Court of Appeal judgment

  1. The Court of Appeal noted that there were two issues raised with regard to trial counsel:

    (a)alleged inadequate advice about giving evidence at trial; and

    (b)failure to call medical evidence and family witnesses.

  2. The Court of Appeal considered that the outcome of the trial was unaffected because the advice of counsel was reasonable in the circumstances.[7]  The Court noted the following factors in support of this conclusion:

    (a)Mr Arman had significant knowledge of Mr T’s case, having successfully conducted his appeal.  This would have included a well‑informed view on the wisdom of Mr T giving evidence.  Mr T’s credibility had been strongly criticised by the prosecutor in the first trial, with Mr T being described as an “extraordinarily uncompelling witness” with an account that “defied belief”. [8]

    (b)Mr T had been through the trial process before and had already had the advantages and benefits explained and would have been aware of them.  He confirmed he was aware the decision was his alone to make.[9]

    (c)There was nothing to be added by giving evidence at the retrial, given his position was that the offending never happened.  In that first trial, the jury rejected Mr T’s account, so it can be surmised Mr Arman’s advice and Mr T’s acceptance of this advice was informed by this.[10] 

    [7]At [42].

    [8]At [39].

    [9]At [40]. We also note the evidence referred to at [7] above where Mr T admitted at least remembering some of what previous counsel had advised him.

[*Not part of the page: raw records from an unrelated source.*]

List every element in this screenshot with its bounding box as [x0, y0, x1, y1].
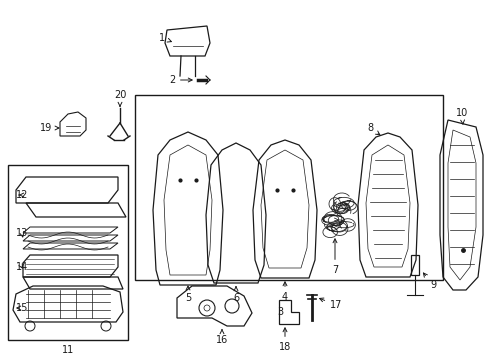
Text: 11: 11 — [62, 345, 74, 355]
Text: 19: 19 — [40, 123, 59, 133]
Text: 4: 4 — [282, 282, 288, 302]
Text: 8: 8 — [367, 123, 380, 135]
Text: 9: 9 — [423, 273, 436, 290]
Text: 20: 20 — [114, 90, 126, 106]
Text: 18: 18 — [279, 328, 291, 352]
Text: 17: 17 — [319, 298, 343, 310]
Text: 16: 16 — [216, 329, 228, 345]
Text: 14: 14 — [16, 262, 28, 272]
Text: 3: 3 — [277, 307, 283, 317]
Text: 7: 7 — [332, 239, 338, 275]
Text: 5: 5 — [185, 286, 191, 303]
Text: 2: 2 — [169, 75, 192, 85]
Text: 6: 6 — [233, 287, 239, 303]
Text: 13: 13 — [16, 228, 28, 238]
Bar — [135, 95, 443, 280]
Text: 10: 10 — [456, 108, 468, 124]
Text: 15: 15 — [16, 303, 28, 313]
Text: 12: 12 — [16, 190, 28, 200]
Text: 1: 1 — [159, 33, 171, 43]
Bar — [8, 165, 128, 340]
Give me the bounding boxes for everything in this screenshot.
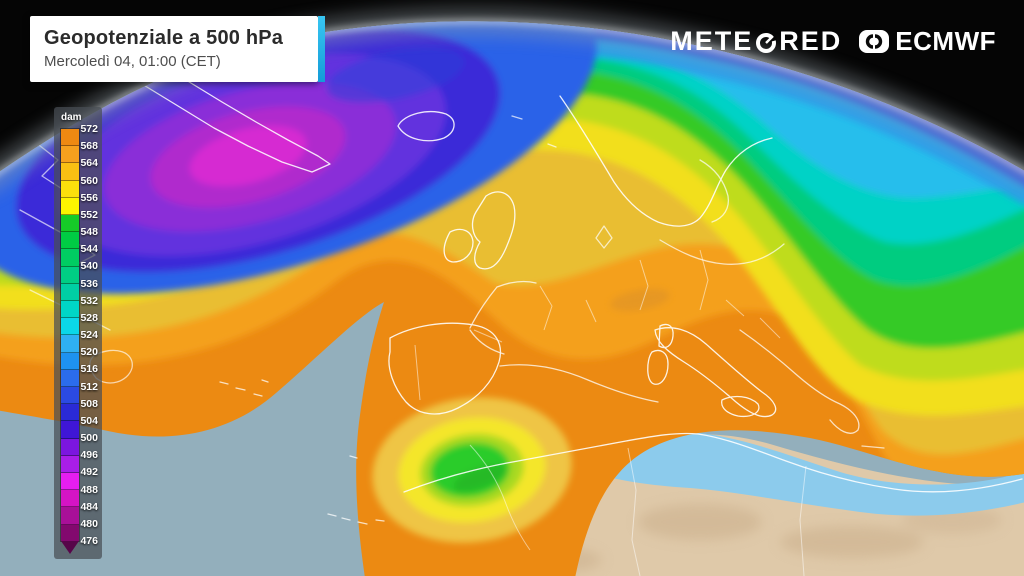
legend-bar [60, 128, 80, 542]
legend-cell [61, 387, 79, 405]
legend-cell [61, 507, 79, 525]
legend-cell [61, 438, 79, 456]
legend-tick-label: 512 [80, 380, 98, 393]
legend-cell [61, 404, 79, 422]
legend-arrow-icon [61, 541, 79, 554]
legend-cell [61, 301, 79, 319]
meteored-o-icon [756, 32, 778, 53]
meteored-text-pre: METE [670, 26, 754, 56]
legend-cell [61, 215, 79, 233]
legend-tick-label: 556 [80, 191, 98, 204]
legend-cell [61, 473, 79, 491]
legend-tick-label: 520 [80, 346, 98, 359]
legend-cell [61, 455, 79, 474]
legend-cell [61, 421, 79, 439]
legend-cell [61, 129, 79, 147]
legend-cell [61, 490, 79, 508]
legend-tick-label: 484 [80, 500, 98, 513]
legend-tick-label: 480 [80, 517, 98, 530]
accent-bar [318, 16, 325, 82]
legend-tick-label: 560 [80, 174, 98, 187]
legend-tick-label: 504 [80, 414, 98, 427]
legend-tick-label: 536 [80, 277, 98, 290]
legend-tick-label: 476 [80, 535, 98, 547]
legend-cell [61, 197, 79, 216]
legend-tick-label: 552 [80, 208, 98, 221]
legend-tick-label: 540 [80, 260, 98, 273]
legend-tick-label: 548 [80, 226, 98, 238]
legend-cell [61, 249, 79, 267]
ecmwf-logo: ECMWF [858, 26, 996, 57]
legend-tick-label: 572 [80, 123, 98, 135]
legend-tick-label: 500 [80, 432, 98, 444]
legend-tick-label: 488 [80, 483, 98, 496]
legend-cell [61, 146, 79, 164]
ecmwf-text: ECMWF [895, 26, 996, 56]
country-borders [414, 249, 807, 576]
page-title: Geopotenziale a 500 hPa [44, 27, 284, 49]
legend-cell [61, 283, 79, 302]
legend-tick-label: 564 [80, 157, 98, 170]
legend-cell [61, 369, 79, 388]
legend-unit-label: dam [61, 112, 82, 123]
legend-tick-label: 524 [80, 329, 98, 341]
legend-cell [61, 163, 79, 181]
brand-bar: METE RED ECMWF [670, 26, 996, 57]
legend-cell [61, 232, 79, 250]
atmosphere-glow [0, 8, 1024, 188]
ecmwf-icon [859, 30, 890, 53]
legend-cell [61, 180, 79, 198]
alps-relief [610, 288, 670, 312]
meteored-text-post: RED [779, 26, 843, 56]
legend-cell [61, 318, 79, 336]
legend-tick-label: 508 [80, 397, 98, 410]
legend-tick-label: 492 [80, 466, 98, 479]
legend-tick-label: 532 [80, 294, 98, 307]
legend-cell [61, 335, 79, 353]
legend-tick-label: 496 [80, 449, 98, 462]
legend-ticks: 572 568 564 560 556 552 548 544 540 536 532 528 524 5… [80, 123, 100, 547]
legend-panel: dam 572 568 564 560 556 552 548 544 540 536 532 528… [54, 107, 102, 559]
legend-tick-label: 544 [80, 243, 98, 256]
legend-tick-label: 516 [80, 363, 98, 376]
legend-cell [61, 352, 79, 370]
page-subtitle: Mercoledì 04, 01:00 (CET) [44, 53, 221, 70]
mediterranean-sea [560, 431, 1024, 516]
legend-cell [61, 266, 79, 284]
title-card: Geopotenziale a 500 hPa Mercoledì 04, 01… [30, 16, 325, 82]
legend-cell [61, 524, 79, 541]
meteored-logo: METE RED [670, 26, 842, 57]
legend-tick-label: 528 [80, 311, 98, 324]
legend-tick-label: 568 [80, 140, 98, 153]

    [10]At [41]. See Mr T’s confirming comment set out at [7] of this judgment.

  3. In relation to the failure to call expert medical evidence, the Court was also satisfied that this did not give rise to a real risk that the outcome of the trial was affected because the proposed evidence neither “improved or advanced” the defence case.[11] 

    [11]At [45]. Indeed, the Court of Appeal noted there was a greater risk to Mr T because the proposed medical expert was of the view the scarring could not have been caused by congenital conditions, therefore leaving only two possible causes: the scarring resulting from injury (giving weight to a sexual assault having occurred) or from a skin condition.

  4. As to the issue of calling family witnesses, it appears Mr T had not instructed Mr Arman to do so, but in any event it would have made no difference to the outcome as the evidence, even if accepted, did not remove the opportunity to offend.[12]

    [12]At [48].

  5. The Court of Appeal also rejected the submission about judicial error.  Mr T submitted that some of the evidence given by the complainant’s mother at trial created the impression that she thought her daughter was telling the truth and therefore that the trial judge should have given a direction to the jury specifically addressing that evidence.  The Court of Appeal noted that, as a prosecution witness, the jury were likely to infer that she believed her daughter and that this was supported by her actions in taking her daughter to the police to make a complaint.  In any event, clear directions were given by the judge that it was for the jury alone to determine if the complainant was telling the truth.[13]

Our assessment

[13]At [61]–[62].

  1. The grounds Mr T seeks to argue relate to the circumstances of his particular case and therefore raise no matters of general or public importance.[14]  Further, nothing raised indicates that the Court of Appeal’s analysis was incorrect. This means that there is no risk of a miscarriage of justice.[15]

Result

[14]Senior Courts Act 2016, s 74(2)(a).

[15]Section 74(2)(b).

  1. The application for leave to appeal is dismissed.